MONTREAL – Game 4 on Tuesday at Bell Centre had just about everything. A video review of a video review. Penalties by the dozen. A goal from center ice. A rock-solid return to the net after three weeks on the bench. A heroic, shot-blocking flurry late. The list goes on.
Through it all, after three nail-biting hours, the Buffalo Sabres beat the Montreal Canadiens, 3-2, to tie their second-round series at two games apiece. Zach Benson’s power-play goal early in the third period was the game winner, and Ukko-Pekka Luukkonen made 28 saves in his first action since Game 2 of the first round.
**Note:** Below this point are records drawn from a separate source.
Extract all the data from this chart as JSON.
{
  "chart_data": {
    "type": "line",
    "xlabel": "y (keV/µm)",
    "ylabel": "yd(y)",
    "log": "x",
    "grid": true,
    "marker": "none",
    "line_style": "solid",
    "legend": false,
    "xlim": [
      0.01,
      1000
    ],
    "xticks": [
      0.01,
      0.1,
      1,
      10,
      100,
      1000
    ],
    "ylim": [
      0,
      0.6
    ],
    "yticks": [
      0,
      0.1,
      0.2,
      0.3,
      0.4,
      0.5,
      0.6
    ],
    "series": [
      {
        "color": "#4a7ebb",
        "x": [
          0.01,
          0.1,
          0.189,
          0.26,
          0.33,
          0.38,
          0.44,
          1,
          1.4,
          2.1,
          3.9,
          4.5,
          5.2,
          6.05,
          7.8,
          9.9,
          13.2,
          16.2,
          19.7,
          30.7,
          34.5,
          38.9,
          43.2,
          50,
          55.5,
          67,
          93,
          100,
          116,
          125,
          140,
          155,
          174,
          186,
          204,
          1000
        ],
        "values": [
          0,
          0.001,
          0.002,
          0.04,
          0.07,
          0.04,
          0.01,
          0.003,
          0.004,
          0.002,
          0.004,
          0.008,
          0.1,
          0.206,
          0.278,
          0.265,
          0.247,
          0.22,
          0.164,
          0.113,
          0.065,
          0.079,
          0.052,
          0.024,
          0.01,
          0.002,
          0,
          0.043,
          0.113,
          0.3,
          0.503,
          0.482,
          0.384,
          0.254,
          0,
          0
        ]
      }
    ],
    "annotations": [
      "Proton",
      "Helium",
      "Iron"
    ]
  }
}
The Sabres had their skeptics in the wake of four-goal losses in Games 2 and 3, which set up a near-must-win situation in the league’s most hostile environment. But those external doubters weren’t the ones hopping over the boards and grinding out a victory.
“Our belief never wavered,” Benson said.
“I don’t think there’s ever been wavering confidence in our group all season,” echoed Tage Thompson. “From Day 1, we had people doubting us and counting us out. It’s all these guys inside this room, our staff, that’s the only opinions that matter in here, and we all believe in each other.”
Thompson felt the Sabres let their emotions get away from them in Game 3, and they were put to the test right away in Game 4. Mattias Samuelsson opened the scoring in a dominant start for Buffalo, and minutes later, a video review revealed that Jack Quinn had doubled the lead, his close-range shot taking goalie Jakub Dobes’ glove across the goal line.
But the Canadiens challenged the already-reviewed play for goalie interference and got it overturned. The 10-minute delay took a Sabres goal off the board, killed their early momentum and led to, in short order, a tying goal from Montreal’s Alex Newhook. Cole Caufield added a power-play goal in the last minute of the period, so the Sabres faced a 2-1 deficit (undeserved, they felt) at the first intermission.
“We learned our lesson,” said Thompson, “and in a similar situation coming into the first intermission, did a way better job regrouping, just calming ourselves back down. I thought we played a great game.”